Cibercondria: a doença da era digital
Enviada em 21/09/2020
A partir do século XX, com o início da Terceira Revolução Industrial, estabeleceu-se a presença dos meios tecnológicos na sociedade, e como resultado, diversos problemas e equívocos relacionados a esse meio. Na contemporaneidade, a assistência da internet cada vez mais presente na vida das pessoas e o fácil e barato acesso a esse recurso são causas do surgimento de doenças psicológicas ligadas a esse espaço. E por meio dessa realidade, se determinam diversos efeitos negativos e prejudiciais tanto para o convívio pessoal do indivíduo, quando para a vida em sociedade.
Em primeiro plano, vale debater que a cibercondria é segmento das pessoas obcecadas com seu estado de saúde que procuram a tecnologia e suas plataformas oferecidas para se consultar e acabam tendo um falso resultado. “Mais de 70% da população brasileira não tem um plano de saúde e na falta de acesso ao sistema, o brasileiro recorre muito a internet para solucionar seus problemas” diz Fabiana Kawahara, gerente de Insights e Analytics do Google Brasil, prova disso é o aumento das pesquisas ligadas à saúde, em que possuem um custo menor e são fáceis e rápidas de obter informações. Desse modo, doenças psicopatológicas ligadas ao espaço cibernético são decorrência da busca por conhecimento a saúde e que possui um desfecho inexato.

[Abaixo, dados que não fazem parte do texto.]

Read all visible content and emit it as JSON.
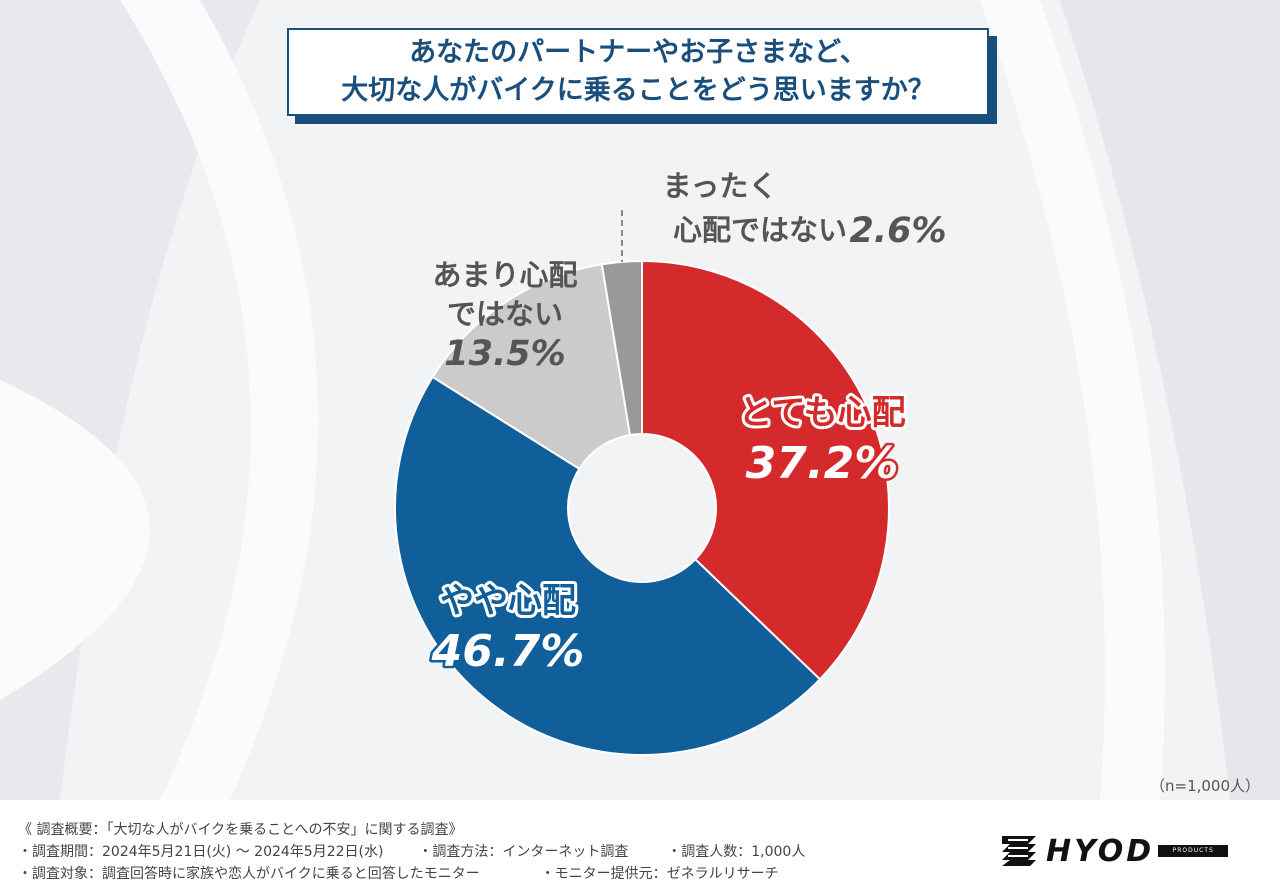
{
  "title": {
    "line1": "あなたのパートナーやお子さまなど、",
    "line2": "大切な人がバイクに乗ることをどう思いますか？"
  },
  "chart_data": {
    "type": "pie",
    "donut": true,
    "start": "top",
    "direction": "clockwise",
    "slices": [
      {
        "label_lines": [
          "とても心配"
        ],
        "value": 37.2,
        "value_text": "37.2%",
        "color": "#d42a2b",
        "label_color": "#d42a2b",
        "label_style": "outlined"
      },
      {
        "label_lines": [
          "やや心配"
        ],
        "value": 46.7,
        "value_text": "46.7%",
        "color": "#115f9a",
        "label_color": "#115f9a",
        "label_style": "outlined"
      },
      {
        "label_lines": [
          "あまり心配",
          "ではない"
        ],
        "value": 13.5,
        "value_text": "13.5%",
        "color": "#cbcbcb",
        "label_color": "#555555",
        "label_style": "plain"
      },
      {
        "label_lines": [
          "まったく",
          "心配ではない"
        ],
        "value": 2.6,
        "value_text": "2.6%",
        "color": "#999999",
        "label_color": "#555555",
        "label_style": "plain"
      }
    ]
  },
  "sample_note": "（n=1,000人）",
  "survey": {
    "overview": "《 調査概要：「大切な人がバイクを乗ることへの不安」に関する調査》",
    "period": "・調査期間：2024年5月21日(火) 〜 2024年5月22日(水)",
    "method": "・調査方法：インターネット調査",
    "count": "・調査人数：1,000人",
    "target": "・調査対象：調査回答時に家族や恋人がバイクに乗ると回答したモニター",
    "provider": "・モニター提供元：ゼネラルリサーチ"
  },
  "logo": {
    "text": "HYOD",
    "sub": "PRODUCTS"
  }
}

Somado a isso, é importante discutir que analisar os sintomas sem um especialista habituado e buscar obter conclusões na internet, faz com que uma simples ocorrência vire um grande problema. Segundo uma pesquisa realizada pelo Google - empresa multinacional - 26% dos brasileiros recorrem primeiro a essa plataforma quando se deparam com um problema de saúde, através desse número de pessoas que buscam a tecnologia antes de um profissional, se percebe que o resultado equivocado provoca o surgimento de depressão, insônia, ansiedade e causam obsessões desnecessárias no cidadão. Conclui-se dessa forma, que nem tudo o que está na internet é real, promovendo diversas consequências que causam a cibercondria.

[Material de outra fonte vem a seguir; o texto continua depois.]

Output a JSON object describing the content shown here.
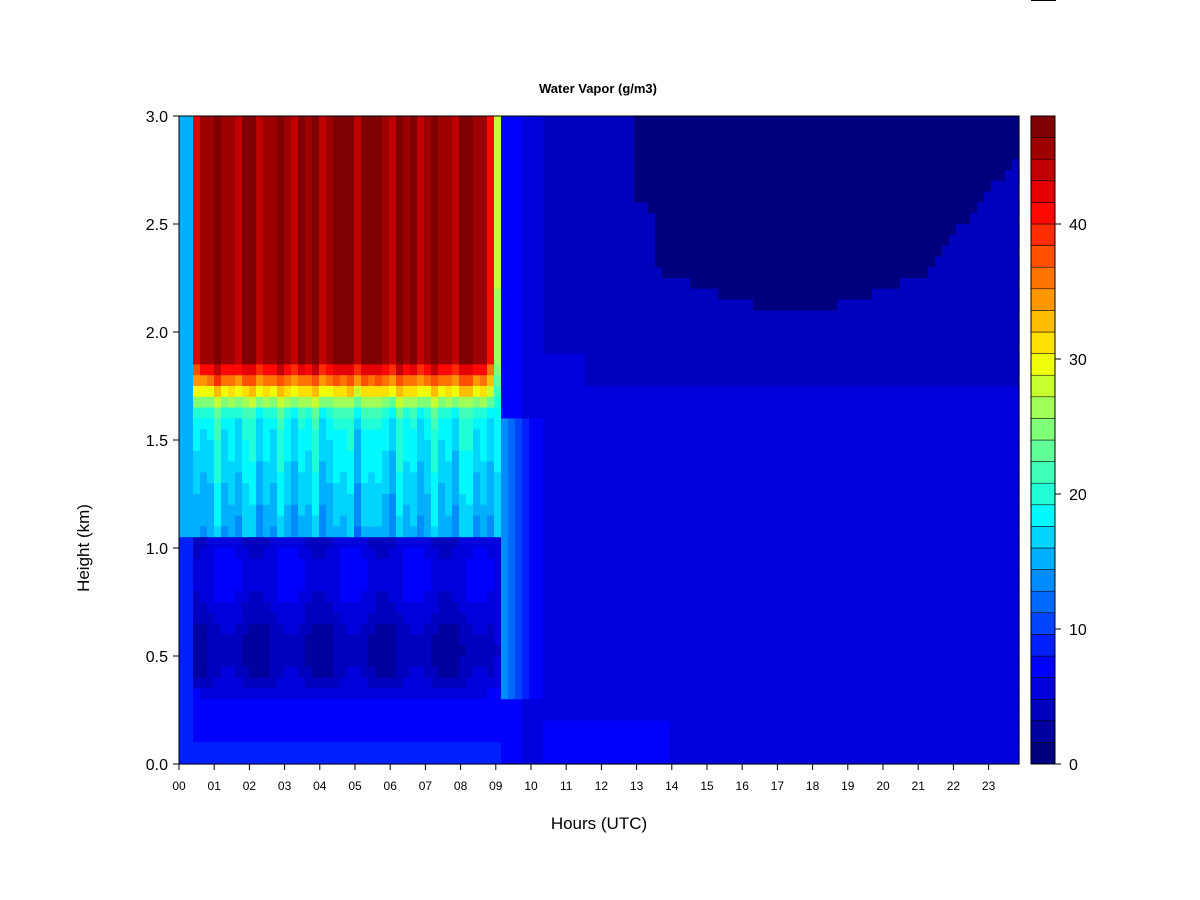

Portanto, é necessário fazer as pessoas entenderem que é primordial procurar um médico antes de recorrer em pesquisas digitais. Por isso, cabe ao Ministério da Educação em conjunto com o Ministério da Saúde, promover aulas de forma lúdica - para os alunos desde o Ensino Fundamental, até o Ensino Médio, e em conjunto com suas famílias – que incentivem o pensamento de que existem muitos equívocos presentes na internet e que é fundamental entender as consequências dos mesmos. Dessa maneira, o impacto das doenças cibernéticas será enfrentado de forma mais ativa. Só, então, haverá uma sociedade em que entende a importância de procurar profissionais especializados da saúde.